Let us here point to the fact, that any garden whatsoever is but Nature idealised, pastoral scenery rendered in a fanciful manner. It matters not what the date, size, or style of the garden, it represents an idealisation of Nature. Real nature exists outside the artist and apart from him. The Ideal is that which the artist conceives to be an interpretation of the outside objects, or that which he adds to the objects. The garden gives imaginative form to emotions the natural objects have awakened in man. The raison d'être of a garden is man's feeling the ensemble.
One fine day you take your architect for a jaunt along a country-lane, until stopping shyly in front of a five-barred gate, over which is nailed an ominous notice-board, you introduce him to your small property, the site of your new house. It is a field very much like the neighbouring fields—at least, so think the moles, and the rooks, and the rabbits; not you, for here is to be your "seat" for life; and before you have done with it, the whole country far and near will be taught to look as though it radiated round the site and the house you will build upon it—an honour of which, truth compels me to say, the land betrays not the remotest presentiment just now!
The field in question may be flat or undulating, it may be the lap of a hillside, the edge of a moor, a treeless stretch of furrowed land with traces of "rude mechanical's" usage, or suggestions of mutton or mangels. The particular character of the place, or its precise agricultural past, matters not, however; suffice it to say that it is a bit of raw, and more or less ungroomed, Nature.

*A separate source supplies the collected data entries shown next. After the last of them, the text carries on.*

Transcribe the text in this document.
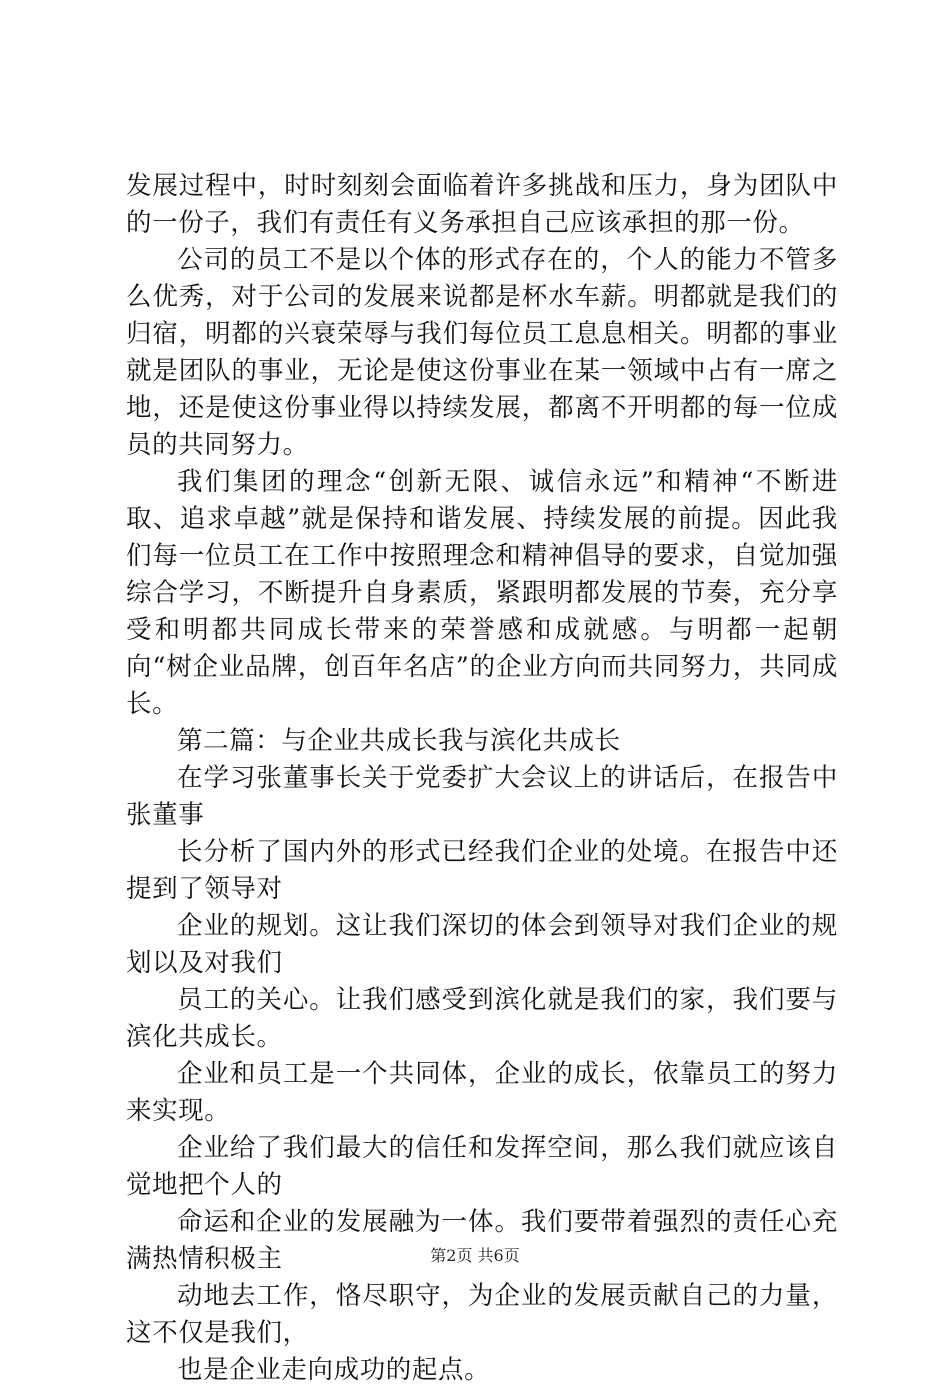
发展过程中，时时刻刻会面临着许多挑战和压力，身为团队中的一份子，我们有责任有义务承担自己应该承担的那一份。

公司的员工不是以个体的形式存在的，个人的能力不管多么优秀，对于公司的发展来说都是杯水车薪。明都就是我们的归宿，明都的兴衰荣辱与我们每位员工息息相关。明都的事业就是团队的事业，无论是使这份事业在某一领域中占有一席之地，还是使这份事业得以持续发展，都离不开明都的每一位成员的共同努力。

我们集团的理念“创新无限、诚信永远”和精神“不断进取、追求卓越”就是保持和谐发展、持续发展的前提。因此我们每一位员工在工作中按照理念和精神倡导的要求，自觉加强综合学习，不断提升自身素质，紧跟明都发展的节奏，充分享受和明都共同成长带来的荣誉感和成就感。与明都一起朝向“树企业品牌，创百年名店”的企业方向而共同努力，共同成长。

第二篇：与企业共成长我与滨化共成长

在学习张董事长关于党委扩大会议上的讲话后，在报告中张董事

长分析了国内外的形式已经我们企业的处境。在报告中还提到了领导对

企业的规划。这让我们深切的体会到领导对我们企业的规划以及对我们

员工的关心。让我们感受到滨化就是我们的家，我们要与滨化共成长。

企业和员工是一个共同体，企业的成长，依靠员工的努力来实现。

企业给了我们最大的信任和发挥空间，那么我们就应该自觉地把个人的

命运和企业的发展融为一体。我们要带着强烈的责任心充满热情积极主

动地去工作，恪尽职守，为企业的发展贡献自己的力量，这不仅是我们，

也是企业走向成功的起点。

第2页 共6页
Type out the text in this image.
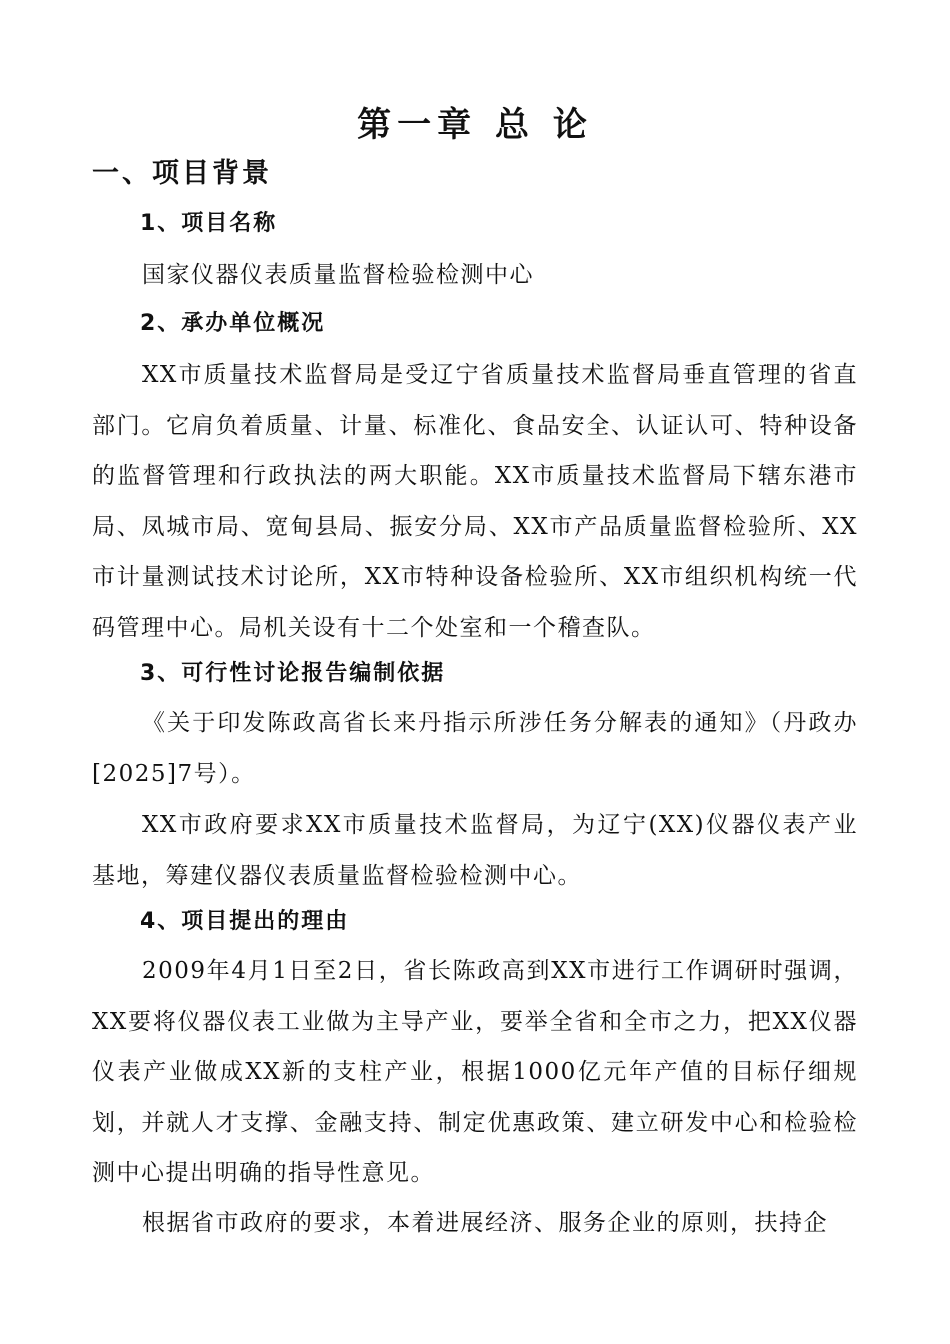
第一章 总 论
一、项目背景
1、项目名称

国家仪器仪表质量监督检验检测中心

2、承办单位概况

XX市质量技术监督局是受辽宁省质量技术监督局垂直管理的省直部门。它肩负着质量、计量、标准化、食品安全、认证认可、特种设备的监督管理和行政执法的两大职能。XX市质量技术监督局下辖东港市局、凤城市局、宽甸县局、振安分局、XX市产品质量监督检验所、XX市计量测试技术讨论所，XX市特种设备检验所、XX市组织机构统一代码管理中心。局机关设有十二个处室和一个稽查队。

3、可行性讨论报告编制依据

《关于印发陈政高省长来丹指示所涉任务分解表的通知》（丹政办[2025]7号）。

XX市政府要求XX市质量技术监督局，为辽宁(XX)仪器仪表产业基地，筹建仪器仪表质量监督检验检测中心。

4、项目提出的理由

2009年4月1日至2日，省长陈政高到XX市进行工作调研时强调，XX要将仪器仪表工业做为主导产业，要举全省和全市之力，把XX仪器仪表产业做成XX新的支柱产业，根据1000亿元年产值的目标仔细规划，并就人才支撑、金融支持、制定优惠政策、建立研发中心和检验检测中心提出明确的指导性意见。

根据省市政府的要求，本着进展经济、服务企业的原则，扶持企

Upon this plain, unadorned field, you set your man of imagination to work. He must absorb both it and its whole surroundings into his brain, and seize upon all its capabilities. He must produce symmetry and balance where now are ragged outlines of hillocks and ridges. He must trim and cherish the trees here, abolish the tree there; enlarge this slope, level that; open out a partial peep of blue distance here, or a gleam of silver water there. He must terrace the slope, step by step, towards the stream at the base, select the sunniest spots for the flower-beds, and arrange how best the gardens at their varying levels shall be approached or viewed from the house. In this way and that he must so manœuvre the perspective and the lights and shades, so compose or continue the sectional lines and general bearings of the ground as to enforce the good points that exist, and draw out the latent possibilities of the place, and this with as easy a hand, and as fine tact as the man can muster.